Sunday, September 23, 2012

My Tantrum and The Victor

This was a hard week.  My guess is I've been stretching myself too thin and not taking enough time to grieve.  All the evidence points to it...I've been short, easily annoyed, slow to smile and quick to cry.  Grief makes me feel like a terribly selfish person.  Then I feel guilty for being selfish!

I think I need to be more thankful.  No, I know I need to be more thankful, more aware of the blessings in my life.  But, I really don't want to thank God for anything right now.  I don't want to give in and let him win.  It's like I'm a willful little child all over again!  If I begin thanking God for the good things it's as if I'm giving up on being sad over Cora or like I'm letting God off the hook for taking her.  I want him to know I'm still mad about it.  Sometimes I want to try to punish him by witholding myself -my love, my approval, my worship- from him.  What sin!  Am I God that I should judge his actions and attempt to punish him?!  Yet, this is what I do in my heart.  -As if I am anything that God would be less without me!  Ha!

So, I will breathe a big sigh and surrender.  God wins this battle in my heart, and I become his restored daughter once again.  

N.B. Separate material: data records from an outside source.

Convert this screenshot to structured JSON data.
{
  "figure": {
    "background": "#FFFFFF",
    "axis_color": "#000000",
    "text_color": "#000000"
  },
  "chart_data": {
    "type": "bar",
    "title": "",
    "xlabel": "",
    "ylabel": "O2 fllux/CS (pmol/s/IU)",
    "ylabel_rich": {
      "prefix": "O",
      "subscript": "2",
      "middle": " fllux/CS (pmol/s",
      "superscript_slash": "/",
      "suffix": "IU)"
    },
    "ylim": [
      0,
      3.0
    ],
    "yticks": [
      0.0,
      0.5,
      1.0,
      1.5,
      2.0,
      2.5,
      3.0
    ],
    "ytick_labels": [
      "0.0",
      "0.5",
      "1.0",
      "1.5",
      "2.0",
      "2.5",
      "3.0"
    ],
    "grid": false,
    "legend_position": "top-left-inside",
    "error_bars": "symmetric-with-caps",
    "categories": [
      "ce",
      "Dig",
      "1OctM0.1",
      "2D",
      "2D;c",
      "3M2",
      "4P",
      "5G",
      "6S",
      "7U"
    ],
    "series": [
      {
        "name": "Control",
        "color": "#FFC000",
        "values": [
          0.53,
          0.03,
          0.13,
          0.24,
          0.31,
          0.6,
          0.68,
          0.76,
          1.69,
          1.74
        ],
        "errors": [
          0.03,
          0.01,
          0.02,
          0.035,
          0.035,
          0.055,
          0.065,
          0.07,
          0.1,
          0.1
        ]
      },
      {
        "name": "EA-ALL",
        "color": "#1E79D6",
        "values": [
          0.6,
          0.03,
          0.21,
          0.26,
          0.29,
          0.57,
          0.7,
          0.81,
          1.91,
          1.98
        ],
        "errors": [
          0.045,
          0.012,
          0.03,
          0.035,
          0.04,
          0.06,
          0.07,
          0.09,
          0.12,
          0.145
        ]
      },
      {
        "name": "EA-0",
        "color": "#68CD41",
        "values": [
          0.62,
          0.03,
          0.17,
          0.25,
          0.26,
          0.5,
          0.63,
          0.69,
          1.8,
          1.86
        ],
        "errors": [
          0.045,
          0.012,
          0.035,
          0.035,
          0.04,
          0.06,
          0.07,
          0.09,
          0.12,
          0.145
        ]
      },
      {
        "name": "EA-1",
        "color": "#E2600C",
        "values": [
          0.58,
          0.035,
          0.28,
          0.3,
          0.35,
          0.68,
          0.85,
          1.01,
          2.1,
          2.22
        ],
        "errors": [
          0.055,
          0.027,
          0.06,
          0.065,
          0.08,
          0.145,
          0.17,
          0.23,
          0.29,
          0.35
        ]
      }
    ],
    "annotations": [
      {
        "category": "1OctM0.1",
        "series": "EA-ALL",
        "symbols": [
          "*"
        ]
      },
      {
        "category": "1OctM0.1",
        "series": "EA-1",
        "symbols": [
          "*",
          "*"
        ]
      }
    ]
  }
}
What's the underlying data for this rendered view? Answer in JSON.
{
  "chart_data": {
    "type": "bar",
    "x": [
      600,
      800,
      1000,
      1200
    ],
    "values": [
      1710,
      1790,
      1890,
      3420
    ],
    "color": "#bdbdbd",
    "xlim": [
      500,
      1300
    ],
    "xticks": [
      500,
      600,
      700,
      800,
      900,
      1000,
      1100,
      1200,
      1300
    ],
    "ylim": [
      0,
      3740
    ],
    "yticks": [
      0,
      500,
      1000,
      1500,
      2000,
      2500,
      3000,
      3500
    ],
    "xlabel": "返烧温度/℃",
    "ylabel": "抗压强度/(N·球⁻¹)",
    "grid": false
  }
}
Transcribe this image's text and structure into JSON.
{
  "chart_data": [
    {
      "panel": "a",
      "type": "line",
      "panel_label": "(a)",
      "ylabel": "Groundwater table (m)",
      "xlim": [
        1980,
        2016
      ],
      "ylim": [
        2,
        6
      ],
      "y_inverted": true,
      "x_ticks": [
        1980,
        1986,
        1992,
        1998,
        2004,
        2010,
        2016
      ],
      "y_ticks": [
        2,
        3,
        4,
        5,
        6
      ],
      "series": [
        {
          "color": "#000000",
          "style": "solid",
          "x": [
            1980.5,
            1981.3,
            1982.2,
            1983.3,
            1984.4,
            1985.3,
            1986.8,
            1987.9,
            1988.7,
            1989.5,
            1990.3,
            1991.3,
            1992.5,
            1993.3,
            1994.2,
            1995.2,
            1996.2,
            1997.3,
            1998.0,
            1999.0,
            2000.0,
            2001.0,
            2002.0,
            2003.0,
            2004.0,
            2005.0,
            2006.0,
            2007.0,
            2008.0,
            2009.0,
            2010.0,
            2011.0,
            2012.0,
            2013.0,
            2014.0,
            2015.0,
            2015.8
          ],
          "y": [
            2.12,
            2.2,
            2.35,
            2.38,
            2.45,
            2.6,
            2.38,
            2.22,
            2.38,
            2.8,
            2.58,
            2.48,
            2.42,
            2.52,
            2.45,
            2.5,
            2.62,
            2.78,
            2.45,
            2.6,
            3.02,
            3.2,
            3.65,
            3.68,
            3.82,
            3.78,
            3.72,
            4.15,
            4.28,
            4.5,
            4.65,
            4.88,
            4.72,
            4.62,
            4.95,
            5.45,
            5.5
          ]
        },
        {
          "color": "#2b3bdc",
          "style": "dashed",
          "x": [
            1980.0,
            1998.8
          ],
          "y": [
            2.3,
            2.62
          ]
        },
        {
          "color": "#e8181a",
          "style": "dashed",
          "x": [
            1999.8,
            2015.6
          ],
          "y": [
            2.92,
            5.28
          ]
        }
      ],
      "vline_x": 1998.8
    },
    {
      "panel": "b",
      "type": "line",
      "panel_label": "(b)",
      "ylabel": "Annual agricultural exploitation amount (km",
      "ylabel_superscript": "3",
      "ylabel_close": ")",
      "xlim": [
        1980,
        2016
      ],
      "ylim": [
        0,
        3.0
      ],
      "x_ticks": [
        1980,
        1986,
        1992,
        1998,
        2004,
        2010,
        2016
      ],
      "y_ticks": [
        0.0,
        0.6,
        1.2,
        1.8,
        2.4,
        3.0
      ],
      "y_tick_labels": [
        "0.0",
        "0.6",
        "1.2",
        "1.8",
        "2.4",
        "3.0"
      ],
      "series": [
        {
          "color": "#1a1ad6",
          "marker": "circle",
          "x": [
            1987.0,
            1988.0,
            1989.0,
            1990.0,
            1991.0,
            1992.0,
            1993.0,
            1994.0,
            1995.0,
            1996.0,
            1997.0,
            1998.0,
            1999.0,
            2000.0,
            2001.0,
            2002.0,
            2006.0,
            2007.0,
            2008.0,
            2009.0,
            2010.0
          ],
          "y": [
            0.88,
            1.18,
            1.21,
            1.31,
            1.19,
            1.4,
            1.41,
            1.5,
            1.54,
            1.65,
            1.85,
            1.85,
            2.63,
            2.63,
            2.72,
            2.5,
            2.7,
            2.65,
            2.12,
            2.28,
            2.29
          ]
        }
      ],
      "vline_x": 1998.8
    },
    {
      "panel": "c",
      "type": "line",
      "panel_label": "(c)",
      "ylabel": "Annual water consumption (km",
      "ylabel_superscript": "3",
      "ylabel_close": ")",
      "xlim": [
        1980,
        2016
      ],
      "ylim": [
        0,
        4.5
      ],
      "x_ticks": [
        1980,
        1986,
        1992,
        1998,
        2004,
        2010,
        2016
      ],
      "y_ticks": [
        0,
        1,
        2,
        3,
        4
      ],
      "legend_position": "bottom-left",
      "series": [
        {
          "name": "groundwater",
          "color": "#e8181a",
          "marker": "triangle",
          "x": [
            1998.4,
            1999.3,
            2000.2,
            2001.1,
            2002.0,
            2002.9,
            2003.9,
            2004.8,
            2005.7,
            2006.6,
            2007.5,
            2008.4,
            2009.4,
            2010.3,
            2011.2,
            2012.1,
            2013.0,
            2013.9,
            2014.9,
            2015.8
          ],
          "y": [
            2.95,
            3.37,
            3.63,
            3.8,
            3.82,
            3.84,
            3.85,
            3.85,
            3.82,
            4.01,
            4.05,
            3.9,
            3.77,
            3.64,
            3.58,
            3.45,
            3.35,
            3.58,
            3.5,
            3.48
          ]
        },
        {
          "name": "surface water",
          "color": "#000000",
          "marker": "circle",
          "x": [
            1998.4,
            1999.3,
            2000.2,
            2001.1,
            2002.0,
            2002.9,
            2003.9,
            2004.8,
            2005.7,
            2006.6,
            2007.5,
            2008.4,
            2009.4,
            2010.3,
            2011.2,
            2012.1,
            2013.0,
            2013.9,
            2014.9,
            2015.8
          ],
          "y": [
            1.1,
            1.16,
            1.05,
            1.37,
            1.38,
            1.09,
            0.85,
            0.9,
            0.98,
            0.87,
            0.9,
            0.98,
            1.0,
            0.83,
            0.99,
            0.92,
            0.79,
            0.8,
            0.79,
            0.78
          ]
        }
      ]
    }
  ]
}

Jesus, forgive me.  Lord, thank you for:

-My husband who loves me
-My mom and dad who cling to your truth and encourage me with it
-Today's sunshine and blue sky
-The glorious fall weather and golden aspen leaves
-Our cozy home
-The wildflowers blooming out back (They're Cora's flowers.  I had given up on them, but they began blooming around the time of her due date.)
-The Weerasooriya family and how they've blessed me
-My mother-in-law who carries the burden of grief with me and sits with me in times of fear and sadness
-My Gracie dog whose cuteness ought to be bottled and shared with others who need to smile
-Students for my music studio
-Your forgiveness of my many sins
-The Grief Workshop and the people there who are walking through their own valleys of death
-Old friends, near and far, who challenge me to extend the same Grace that God gives me
-The prayers of saints around the world which have upheld us
-Music that speaks the language of the soul when mere words cannot express the depths
-Tears that are a meager meal but that satisfy and enable me to face the day

Thank you, my God, for you -the Victor.  You win every time.

2 comments:

Cindy said...

You speak in such authentic tranparency. I am just speechless. I just wanted to comment but don't know what to say. He is Victor. He will always win no matter what. Love you.

Rushika said...

readign this comment reminds me so much of how many times I have felt like I dont want to let God off the hook or that i want him to know I am still mad, and my hurts were no where close to what you're going through here. one thing that encouraged me is in understanding that the nature of God isnt like my nature. my resentment toward him usually stems from thinking he abused his absolute power by taking something precious away from me. If I had the kind of power he had my human nature would probably abuse that power. but God is unable to abuse power as he is holy. so then his intentions were pure as hard as it is to see them at that time. my mother when she lost her baby and was told by many friends to turn away from such a cruel God simply said 'whatever he does, I know my god is good' and its in that goodness that we can place our trust. he IS good. All the time. even when he doesnt make it clear to us why he did what seems so cruel. what you are going through is beyond anything I can understand and i will not pretend to be able to understand. it makes me mad sometimes to think God could have good intentions in taking away a gift or letting you hope so long and then snatch Cora from you - but then I realize I am seeing God as cruel and snatching as that's how us humans do things if we had the kind of control he has. he is not human. he is God. and he is good.